Google plans to appeal the decision, and for now is going about business as usual in Italy, said Scott Rubin, a spokesman for Google.

In the U.S, things are a little different. Section 230 of the 1996 Communications Decency Act protects Internet companies such as Google that are considered "interactive computer services" or "information content providers" from liability for content that is uploaded or published by others. The sheer amount of content available on the Internet makes it nearly impossible to review every single document for potentially objectionable material, meaning that companies that provide access to such material might just block access entirely rather than be forced to screen every bit and byte for potential litigious content.

On just the YouTube service alone, "20 hours of video are uploaded every minute," Google's Rubin said. "It would be impossible to prescreen content."

The potential problem for Google in Europe is that European data-protection laws are more like expressions of principles rather than explicit statutes, said Lisa Sotto, a privacy and data protection lawyer with Hunton & Williams in New York. That means there is room for individual countries to interpret those laws in different ways, with some hewing to the more Internet-company friendly U.S. interpretation and others opting for more along the lines of what Italian prosecutors have pursued.

Still, Google believes that both European and Italian laws recognize the concept of a safe harbor for Internet companies, and intends to argue that point on appeal.

Google's Fleischer expressed doubt in a blog post from November 2009 that the situation in Italy would catch on elsewhere, based on attitudes in other countries.

"I'm sure such prosecutions will remain rare, and perhaps my current prosecution will [be the] last of its type," he wrote. "But maybe not.

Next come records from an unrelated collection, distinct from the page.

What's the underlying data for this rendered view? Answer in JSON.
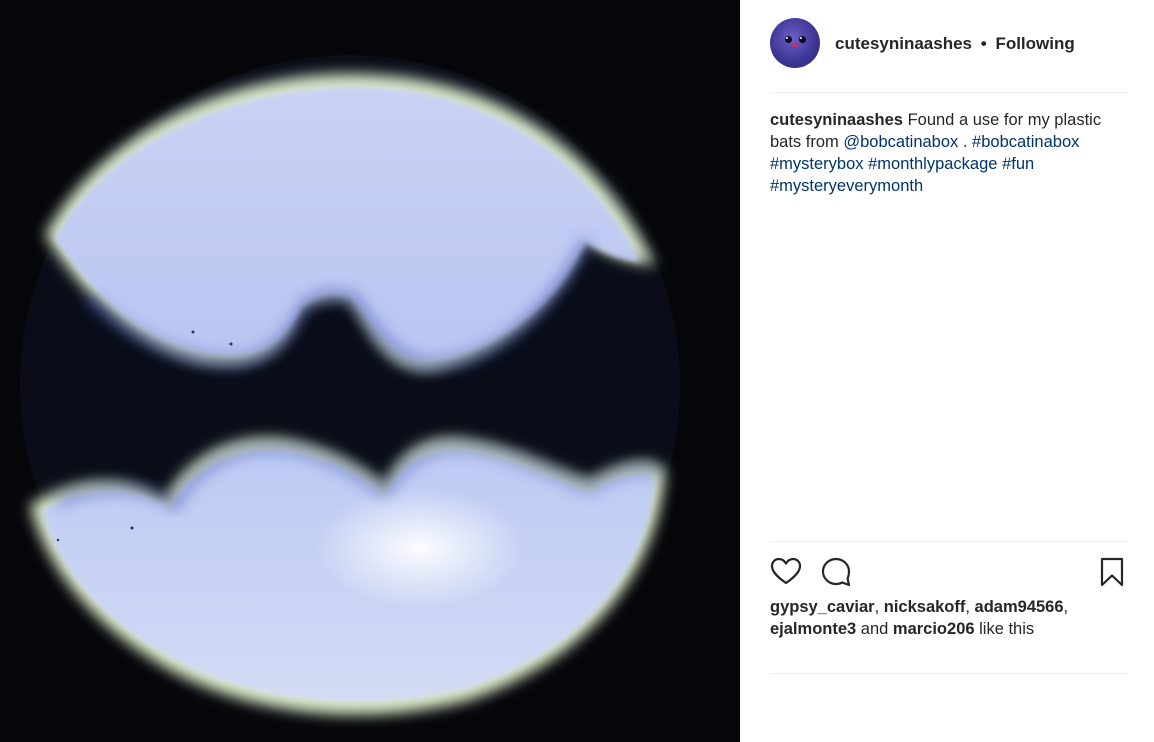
{
  "post": {
    "image_alt": "",
    "username": "cutesyninaashes",
    "separator": "•",
    "follow_status": "Following"
  },
  "caption": {
    "username": "cutesyninaashes",
    "text_before": " Found a use for my plastic bats from ",
    "mention": "@bobcatinabox",
    "text_after": " . ",
    "hashtags": [
      "#bobcatinabox",
      "#mysterybox",
      "#monthlypackage",
      "#fun",
      "#mysteryeverymonth"
    ]
  },
  "likes": {
    "users": [
      "gypsy_caviar",
      "nicksakoff",
      "adam94566",
      "ejalmonte3",
      "marcio206"
    ],
    "comma": ", ",
    "and_word": " and ",
    "suffix": " like this"
  },
  "icons": {
    "like": "heart-icon",
    "comment": "comment-icon",
    "save": "bookmark-icon"
  }
}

And working for one of the world's most visible Internet companies puts me at more risk than most of my colleagues in the field of data protection, as the current prosecution has shown."

As with Google's dispute in China over search censorship, the Italian case exposes how difficult it can be for Internet companies to operate on a global basis when laws governing these sectors conflict, said Julie Ahrens, associate director of the Fair-Use Project at Stanford University.

U.S. Secretary of State Hillary Clinton, in reacting to the cyberattacks against Google and other U.S. companies that prompted Google's dispute with the Chinese government, declared that it is the policy of the U.S government to support Internet freedom around the world, calling on foreign governments to move away from using the Internet as a repressive tool. In an indirect way, court decisions such as the one in Milan could work against those goals, since companies like Google, Yahoo, Twitter, and Facebook that have been used by those organizing against autocratic governments would likely have to shut down their services if faced with the prohibitive cost of monitoring the content production of each and every user of their services.

"How do you consistently comply with all the laws?" Stanford's Ahrens said. "Complying with Italian law could be a violation of U.S. law."

Should the Italian interpretation of Google's responsibilities catch on, it's not hard to see how Internet companies would have to pull back on their operations for fear of widespread liability. But for the moment, it seems that this case is a one-off example of why data protection laws need to take into account the 21st century notion of the Internet.

"I think it places an enormous burden on the Internet as a vehicle of free speech and free expression," Sotto said. "This decision is so out of step with contemporary data law, and that's a bad result."